Spyware: Time for the law?

Anti-spyware vendors have come in from the cold. Now it's down to the industry to wake up and start addressing the problem
Written by Leader , Contributor on

Just like the new WEEE man sculpture that was unveiled across the river from ZDNet UK Towers this morning, the Infosecurity Europe security conference had a feeling of the recycled about it this year.

Same old companies peddling the same old fears, products and solutions, though we did notice one notable addition this year: the anti-spyware vendors who came in from the cold April showers. Let's be in no doubt here; they are sorely needed. Spyware in all is guises has been around for a good decade but only in the past year have we seen the established players even begin to address it.
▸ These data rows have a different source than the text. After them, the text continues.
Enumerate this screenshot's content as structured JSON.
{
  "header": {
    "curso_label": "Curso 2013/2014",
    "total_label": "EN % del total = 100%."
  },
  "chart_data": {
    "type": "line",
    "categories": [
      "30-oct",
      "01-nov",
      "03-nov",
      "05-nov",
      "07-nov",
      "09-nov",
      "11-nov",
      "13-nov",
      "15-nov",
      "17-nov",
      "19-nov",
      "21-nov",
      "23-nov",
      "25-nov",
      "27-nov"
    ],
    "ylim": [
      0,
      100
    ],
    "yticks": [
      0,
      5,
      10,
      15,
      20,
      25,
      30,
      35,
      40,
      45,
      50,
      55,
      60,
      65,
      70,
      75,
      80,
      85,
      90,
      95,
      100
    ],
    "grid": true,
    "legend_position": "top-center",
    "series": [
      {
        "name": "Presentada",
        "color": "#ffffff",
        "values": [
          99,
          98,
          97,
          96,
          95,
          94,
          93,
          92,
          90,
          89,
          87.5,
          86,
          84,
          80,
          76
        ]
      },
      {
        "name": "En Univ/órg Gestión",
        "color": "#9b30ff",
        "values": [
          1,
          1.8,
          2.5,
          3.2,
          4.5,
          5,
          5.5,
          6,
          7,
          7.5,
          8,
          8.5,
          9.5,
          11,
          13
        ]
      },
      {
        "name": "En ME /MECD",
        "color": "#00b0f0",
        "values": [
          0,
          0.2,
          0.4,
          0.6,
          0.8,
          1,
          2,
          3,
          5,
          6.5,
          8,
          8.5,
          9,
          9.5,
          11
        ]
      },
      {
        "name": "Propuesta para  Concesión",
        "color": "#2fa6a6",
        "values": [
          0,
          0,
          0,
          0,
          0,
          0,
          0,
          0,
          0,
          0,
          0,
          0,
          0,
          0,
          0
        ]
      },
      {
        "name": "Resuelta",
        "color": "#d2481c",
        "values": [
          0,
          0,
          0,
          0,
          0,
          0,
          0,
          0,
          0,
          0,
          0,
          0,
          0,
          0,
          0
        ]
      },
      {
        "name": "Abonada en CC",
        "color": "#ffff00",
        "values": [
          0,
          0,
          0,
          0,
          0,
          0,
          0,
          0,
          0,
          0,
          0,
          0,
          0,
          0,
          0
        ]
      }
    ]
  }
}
Our own downloads channel here at ZDNet UK, which is fed by downloads.com (owned by ZDNet's parent company CNET Networks), has for some time banned spyware. This week we brought in a zero-tolerance policy and have extended the ban to cover adware too.

Why did we do this? Because you tell us that bundled adware is unacceptable, no matter how harmless it might be. Our own IT Priorities research tells us that spyware now ranks just behind viruses and network security in your security concerns — and ahead even of authentication. It's not just spyware, hijackers, Trojan horses and Trojan cookies you want rid of; you do not want adware either.

Just how badly some people don't want adware we illustrated on Thursday when New York attorney general Eliot Spitzer filed a lawsuit against Web marketer Intermix Media. Spitzer charges Intermix with being a source of adware and spyware programs that hinder e-commerce and cybersecurity.

It has taken the industry a while to appreciate the scale of the problem. This year at Infosec some of the established antivirus companies had added spyware-killing to the list of features on their products, but the industry as a whole needs to go further. For a start, we need an industry-wide definition that can lead to a self-certification process so people know what they are getting. Of course there will always be propagators of spyware who will disregard any industry self-regulations, for which there we have two further approaches: a proper, integrated approach to dealing with their malware by established antivirus and network security companies, or the law.

If the industry continues is laggardly approach, then the law may be the only real option.